Naturally, her period came the night before they were supposed to travel. She was regular as clockwork, but had secretly hoped that just this one time, she might be a little late. Because very few things sounded less appealing than taking a seaplane—a beer can with wings—all the way up Newman Sound while bleeding like a stuck pig. The water taxi to the seaplane jetty did nothing to help. It bucked across the waves so hard her teeth clicked.

“Rough one out there, today,” the taxi driver said. “Real cunt of a current.”

“How come nobody ever says it’s a real dick of a current, b’y? What’s with that?”

The driver said nothing more.

Being on the water meant getting a better view of the rig and the site of the future reactor. The rig looked sadder, these days. Only a couple of the pumps were still working. Just enough to claim some tax credits. But the signs proclaiming progress on the reactor were brightly lit, even at this hour.
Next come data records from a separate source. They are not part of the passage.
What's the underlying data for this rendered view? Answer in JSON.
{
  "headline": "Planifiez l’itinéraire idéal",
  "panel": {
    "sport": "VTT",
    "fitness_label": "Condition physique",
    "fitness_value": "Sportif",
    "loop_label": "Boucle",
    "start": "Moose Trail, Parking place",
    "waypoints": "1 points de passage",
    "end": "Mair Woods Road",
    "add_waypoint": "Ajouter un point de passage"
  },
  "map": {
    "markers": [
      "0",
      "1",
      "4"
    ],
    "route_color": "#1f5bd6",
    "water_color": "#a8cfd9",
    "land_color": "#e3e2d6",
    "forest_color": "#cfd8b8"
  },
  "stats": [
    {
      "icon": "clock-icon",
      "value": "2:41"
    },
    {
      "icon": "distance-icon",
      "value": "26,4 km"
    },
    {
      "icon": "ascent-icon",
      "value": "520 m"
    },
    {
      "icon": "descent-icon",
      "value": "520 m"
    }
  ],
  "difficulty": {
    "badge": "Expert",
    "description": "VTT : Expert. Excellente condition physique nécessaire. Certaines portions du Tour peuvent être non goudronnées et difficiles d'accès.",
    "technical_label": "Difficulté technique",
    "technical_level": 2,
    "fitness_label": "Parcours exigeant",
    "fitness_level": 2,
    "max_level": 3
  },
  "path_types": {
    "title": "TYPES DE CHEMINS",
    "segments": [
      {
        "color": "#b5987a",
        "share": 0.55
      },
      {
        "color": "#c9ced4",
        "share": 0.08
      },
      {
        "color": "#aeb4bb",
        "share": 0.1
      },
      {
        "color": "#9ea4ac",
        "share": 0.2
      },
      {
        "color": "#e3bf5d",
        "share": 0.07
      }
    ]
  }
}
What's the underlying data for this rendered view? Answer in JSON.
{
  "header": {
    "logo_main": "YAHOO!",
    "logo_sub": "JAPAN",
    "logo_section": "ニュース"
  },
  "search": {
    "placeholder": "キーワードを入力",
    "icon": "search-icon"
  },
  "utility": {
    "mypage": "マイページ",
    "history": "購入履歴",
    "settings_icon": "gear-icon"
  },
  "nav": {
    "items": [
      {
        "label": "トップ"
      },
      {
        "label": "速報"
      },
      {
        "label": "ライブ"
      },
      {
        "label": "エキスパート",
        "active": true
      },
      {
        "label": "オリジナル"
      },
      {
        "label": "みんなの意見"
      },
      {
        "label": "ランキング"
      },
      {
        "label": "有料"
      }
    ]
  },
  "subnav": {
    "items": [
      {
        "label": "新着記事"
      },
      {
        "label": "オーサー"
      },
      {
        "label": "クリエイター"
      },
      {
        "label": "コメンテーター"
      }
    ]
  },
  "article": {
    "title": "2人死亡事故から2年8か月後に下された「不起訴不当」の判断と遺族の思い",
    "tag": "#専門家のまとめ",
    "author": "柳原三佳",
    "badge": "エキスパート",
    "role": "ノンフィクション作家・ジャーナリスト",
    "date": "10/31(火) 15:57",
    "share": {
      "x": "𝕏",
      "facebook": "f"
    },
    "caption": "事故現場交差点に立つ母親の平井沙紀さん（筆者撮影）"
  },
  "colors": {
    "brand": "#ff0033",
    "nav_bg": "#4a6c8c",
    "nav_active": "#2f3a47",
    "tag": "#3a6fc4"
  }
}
FUTURE SITE OF FLEMISH PASS BASIN EXPERIMENTAL REACTOR, the signs read. Diagrams of the reactor awakened and projected as the taxi bobbed past. It looked sort of like a Chinese steam bun with a big egg yolk inside. Only the egg yolk was really a wad of experimental matter, and the pastry was several layers of bio-crete. It would have been more impressive if one of the projectors hadn’t been hacked to play old footage of Chernobyl and Fukushima and Three Mile Island to the tune of “Where or When.”

The rough currents on the North Atlantic were matched only by the turbulence of the skies above it. And in the seaplane, they felt every peak and valley in the pressure. After the third time Hwa bounced out of her seat, she started to wonder if her cup would manage to stay in place the whole trip.

The turbulence did nothing to reassure her. It did give her an opportunity to learn more about the team Security had sent to watch over them at the event. Apparently, Silas Lynch had picked them himself. He’d only sent their profiles over the night before—his assistant had apologized profusely, of course—and Hwa spent a good portion of the night going over their histories with Prefect. Their names were Theodore, Christiansen, McGuire, and Beaudry. Most of them were athletic white guys who hadn’t scored hockey scholarships or, for that matter, any other kind of scholarships. Not that Hwa had any room to judge. They were all about Hwa’s age, and good-looking. In the file, Silas had said something about finding “camera-ready security” and “putting an attractive face on protesters’ concerns.” Beaudry had applied to the Mounties, but he washed out of the basic psych exam. He was the one Hwa worried about.

The four of them spent the whole flight texting and laughing about the goings-on at a party they’d all been to on the weekend. Hwa made her status invisible, and used Prefect to peep their channel. She watched the conversation flow across her specs as Joel went over his notes for the next day’s meeting.

B: then we spitroasted her

T: fuck I missed that

B: I know u poor bastard

C: u missed out

M: more for us

T: shit

B: it will happen again tho no worries C: Silas likes to reward loyalty M: parties > bonuses

B: f’real

M: bonuses > parties

B: wrong—nowhere to spend that money in that shithole T: point

C: we should get hazard pay, not hookers M: you won’t say that if the rig blows up again M: you’ll wish you got your dick sucked more B: me I just want more anal

B: that firecrotch threw down without batting an eye like a real pro M: oh yeah Eileen

M: cum on Eileen

B: shit we sang that song so many times C: I think I got tennis elbow that night, playing that game T: it’s a shithole, for sure, but it’s also like the perfect island of pussy B: yeah no wonder the riggers won’t leave T: “i can’t leave all this p00n!”

M: soon none of them will be able to afford it M: it’ll just be us and the other lynch guys B: THE LYNCH MOB

M: holy fuck

M: that’s hilarious

“Are you all right?”

Hwa startled. She ripped her specs off and looked at Joel. “Eh?”

“Your knuckles are white.”

Hwa looked at her hands. She licked her lips. “Oh, aye. Turbulence, b’y. Just turbulence.”